Corrective Action - Analytics Database - Teradata Vantage

Teradata Vantage™ - Analytics Database Security Administration - 17.20

Deployment
VantageCloud
VantageCore
Edition
Enterprise
IntelliFlex
VMware
Product
Analytics Database
Teradata Vantage
Release Number
17.20
Published
June 2022
Language
English (United States)
Last Update
2023-05-03
dita:mapPath
hjo1628096075471.ditamap
dita:ditavalPath
qkf1628213546010.ditaval
dita:id
zuy1472246340572
Product Category
Teradata Vantage
  1. Obtain the certificate from the directory with the openssl command:
    openssl s_client -connect server_name:port
    server_name
    The directory server DNS name.
    port
    The port where SSL listens.
  2. In the output from this command, find the line that begins with subject.
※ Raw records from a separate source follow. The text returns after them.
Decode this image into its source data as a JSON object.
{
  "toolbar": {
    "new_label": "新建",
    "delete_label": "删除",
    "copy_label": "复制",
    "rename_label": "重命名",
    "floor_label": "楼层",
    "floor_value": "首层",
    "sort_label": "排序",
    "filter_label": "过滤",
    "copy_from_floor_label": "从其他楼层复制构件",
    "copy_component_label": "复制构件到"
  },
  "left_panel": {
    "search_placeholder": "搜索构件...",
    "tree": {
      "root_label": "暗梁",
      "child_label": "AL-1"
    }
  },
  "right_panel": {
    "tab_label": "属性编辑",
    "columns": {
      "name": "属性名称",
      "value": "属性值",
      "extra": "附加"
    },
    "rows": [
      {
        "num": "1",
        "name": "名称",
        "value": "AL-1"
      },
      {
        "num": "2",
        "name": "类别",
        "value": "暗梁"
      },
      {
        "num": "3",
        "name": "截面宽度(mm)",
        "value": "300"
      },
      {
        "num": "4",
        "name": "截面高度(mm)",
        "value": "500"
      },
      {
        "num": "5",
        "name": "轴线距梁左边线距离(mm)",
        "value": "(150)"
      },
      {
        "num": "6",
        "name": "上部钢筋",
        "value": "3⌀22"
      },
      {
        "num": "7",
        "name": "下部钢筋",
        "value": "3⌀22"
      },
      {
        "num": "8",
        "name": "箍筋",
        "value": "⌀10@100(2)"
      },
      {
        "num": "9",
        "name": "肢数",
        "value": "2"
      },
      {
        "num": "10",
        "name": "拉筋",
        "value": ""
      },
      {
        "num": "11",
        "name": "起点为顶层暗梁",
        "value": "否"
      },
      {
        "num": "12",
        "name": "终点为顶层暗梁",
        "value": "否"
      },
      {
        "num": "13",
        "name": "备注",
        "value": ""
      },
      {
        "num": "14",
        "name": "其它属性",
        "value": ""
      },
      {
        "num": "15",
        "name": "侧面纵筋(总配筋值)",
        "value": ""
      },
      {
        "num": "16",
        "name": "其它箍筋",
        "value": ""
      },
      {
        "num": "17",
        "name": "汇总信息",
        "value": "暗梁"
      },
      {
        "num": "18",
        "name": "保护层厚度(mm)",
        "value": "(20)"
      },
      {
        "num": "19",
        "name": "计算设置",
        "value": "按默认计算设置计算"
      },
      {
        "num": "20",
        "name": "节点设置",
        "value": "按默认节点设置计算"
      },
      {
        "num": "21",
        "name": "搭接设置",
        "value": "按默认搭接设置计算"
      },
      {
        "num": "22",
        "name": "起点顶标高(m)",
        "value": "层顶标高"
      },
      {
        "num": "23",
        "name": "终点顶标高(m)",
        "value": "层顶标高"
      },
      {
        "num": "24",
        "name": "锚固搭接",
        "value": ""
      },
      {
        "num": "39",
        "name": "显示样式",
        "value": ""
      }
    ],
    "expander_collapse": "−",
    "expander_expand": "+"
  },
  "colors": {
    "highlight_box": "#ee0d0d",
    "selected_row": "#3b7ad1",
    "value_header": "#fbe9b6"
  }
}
This string should contain a CN attribute. The CN attribute value, a name, must resolve in DNS to the IP address of the directory server. The error message occurs because the name is either unresolved, or resolves to the wrong IP address. The error is related to either a DNS problem or a problem with the name in the server certificate.
  3. Check the following items to determine the problem and then fix it.
    1. If the LdapServerName property names the directory server explicitly, make sure the name in the property value matches the name in the subject for the directory server certificate. For example, if the subject CN attribute contains:
      dlopldap.td.example.com

      then make sure the LdapServerName property contains either the TLS specification:

      ldap://dlopldap.td.example.com/

      or the SSL specification:

      ldaps://dlopldap.td.example.com/
    2. Make sure that the name in the CN attribute is resolvable and returns the correct IP address. If it does not resolve or return the correct IP address, fix any errors and try again.
      If the name in the CN attribute cannot be resolved or resolves to the wrong IP address, and cannot be changed in DNS, you must install a new certificate on the directory server. See Checking the Directory Server Certificates.
      The CN attribute must meet these requirements:
      • The subject for the certificate must contain the DNS name (preferably, the fully qualified DNS name) that resolves to the IP address where the server is listening.
      • The DNS name must correctly resolve on the Teradata Vantage nodes.
      • If the LdapServerName attribute is configured to explicitly name directory servers, the value in the subject's CN attribute must be used in the configured LDAP or LDAPS URI.